Adding Instructions to the System Prompt
We explicitly instruct the LLM not to mix the archive into the current response.
## About Past Inquiries (For Reference)
If the message contains a "Past Inquiry Responses (For Reference)" section:
- Use it only when the current inquiry explicitly references a past topic
(e.g., "Tell me more about ticket #123 from earlier" → reference allowed)
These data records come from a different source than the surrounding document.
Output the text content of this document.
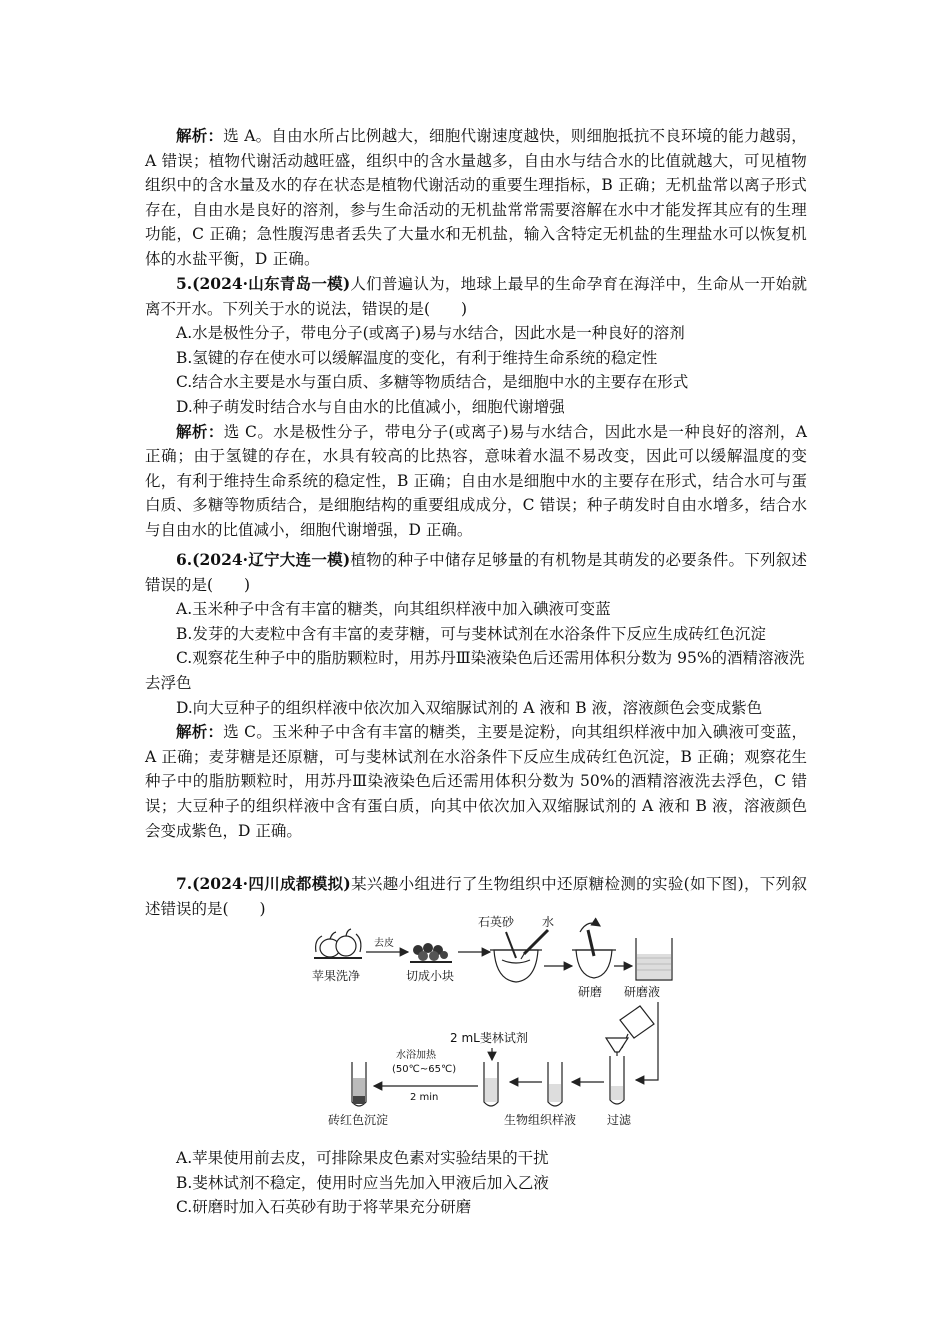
解析：选 A。自由水所占比例越大，细胞代谢速度越快，则细胞抵抗不良环境的能力越弱，A 错误；植物代谢活动越旺盛，组织中的含水量越多，自由水与结合水的比值就越大，可见植物组织中的含水量及水的存在状态是植物代谢活动的重要生理指标，B 正确；无机盐常以离子形式存在，自由水是良好的溶剂，参与生命活动的无机盐常常需要溶解在水中才能发挥其应有的生理功能，C 正确；急性腹泻患者丢失了大量水和无机盐，输入含特定无机盐的生理盐水可以恢复机体的水盐平衡，D 正确。

5.(2024·山东青岛一模)人们普遍认为，地球上最早的生命孕育在海洋中，生命从一开始就离不开水。下列关于水的说法，错误的是(　　)

A.水是极性分子，带电分子(或离子)易与水结合，因此水是一种良好的溶剂

B.氢键的存在使水可以缓解温度的变化，有利于维持生命系统的稳定性

C.结合水主要是水与蛋白质、多糖等物质结合，是细胞中水的主要存在形式

D.种子萌发时结合水与自由水的比值减小，细胞代谢增强

解析：选 C。水是极性分子，带电分子(或离子)易与水结合，因此水是一种良好的溶剂，A 正确；由于氢键的存在，水具有较高的比热容，意味着水温不易改变，因此可以缓解温度的变化，有利于维持生命系统的稳定性，B 正确；自由水是细胞中水的主要存在形式，结合水可与蛋白质、多糖等物质结合，是细胞结构的重要组成成分，C 错误；种子萌发时自由水增多，结合水与自由水的比值减小，细胞代谢增强，D 正确。

6.(2024·辽宁大连一模)植物的种子中储存足够量的有机物是其萌发的必要条件。下列叙述错误的是(　　)

A.玉米种子中含有丰富的糖类，向其组织样液中加入碘液可变蓝

B.发芽的大麦粒中含有丰富的麦芽糖，可与斐林试剂在水浴条件下反应生成砖红色沉淀

C.观察花生种子中的脂肪颗粒时，用苏丹Ⅲ染液染色后还需用体积分数为 95%的酒精溶液洗去浮色

D.向大豆种子的组织样液中依次加入双缩脲试剂的 A 液和 B 液，溶液颜色会变成紫色

解析：选 C。玉米种子中含有丰富的糖类，主要是淀粉，向其组织样液中加入碘液可变蓝，A 正确；麦芽糖是还原糖，可与斐林试剂在水浴条件下反应生成砖红色沉淀，B 正确；观察花生种子中的脂肪颗粒时，用苏丹Ⅲ染液染色后还需用体积分数为 50%的酒精溶液洗去浮色，C 错误；大豆种子的组织样液中含有蛋白质，向其中依次加入双缩脲试剂的 A 液和 B 液，溶液颜色会变成紫色，D 正确。

7.(2024·四川成都模拟)某兴趣小组进行了生物组织中还原糖检测的实验(如下图)，下列叙述错误的是(　　)

苹果洗净
去皮
切成小块
石英砂 水
研磨 研磨液
过滤
生物组织样液
2 mL斐林试剂
水浴加热
(50℃~65℃)
2 min
砖红色沉淀

A.苹果使用前去皮，可排除果皮色素对实验结果的干扰

B.斐林试剂不稳定，使用时应当先加入甲液后加入乙液

C.研磨时加入石英砂有助于将苹果充分研磨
- If the current inquiry is about a new topic, do not include past content in the response
- mail_draft and todo_actions must be generated based solely on the current inquiry's ticket
- Do not mix the content of past responses into the current response
Verification
After implementation, I verified with the following scenarios.
Mixing Test
- Q1 "I want to request a printer installation" → Response displayed
- Q2 "Cannot log in to Salesforce" → Send (without clearing)
I confirmed that Q2's general_advice contained only Salesforce-related content, and the email draft contained only Salesforce content as well.
Clarification Flow Test
- Q1 (an inquiry that returns clarification) → "What are the symptoms?" is returned
- Select option "Still cannot log in after password reset" → Final response
- Send Q2
Checking the network tab, Q2's request archived_messages contained 4 messages — [Q1_user, Q1_clarification, Q1_option, Q1_final_assistant] — confirming that the entire conversation was archived as a single unit.
Reference Test
After completing Q1, I sent "Tell me more about ticket #1234 from earlier," and the AI appropriately picked up Q1's context from the archive and responded.
Summary
To prevent context contamination across multiple inquiries in an Amazon Bedrock RAG chatbot, I implemented the working buffer + archive pattern.
| Problem | Solution |
|---|---|
| Q1's response gets mixed into Q2 | Reset messages (working buffer) after the final response |
| Past context becomes unreferenceable | Accumulate completed exchanges in archivedMessages and inject as reference text |
| Bedrock turn constraints | Inject archive as text rather than conversation messages |
The reliability of this pattern lies in "structural separation." Since Q2 is sent with messages empty, the LLM cannot reference Q1's conversation turns without relying on system prompt instructions. System prompt instructions are still needed for handling the archive, but this part is sufficiently covered by the relatively simple instruction "use it only when the user explicitly requests a reference."
I hope this serves as a reference for anyone who encounters similar issues with RAG chatbots.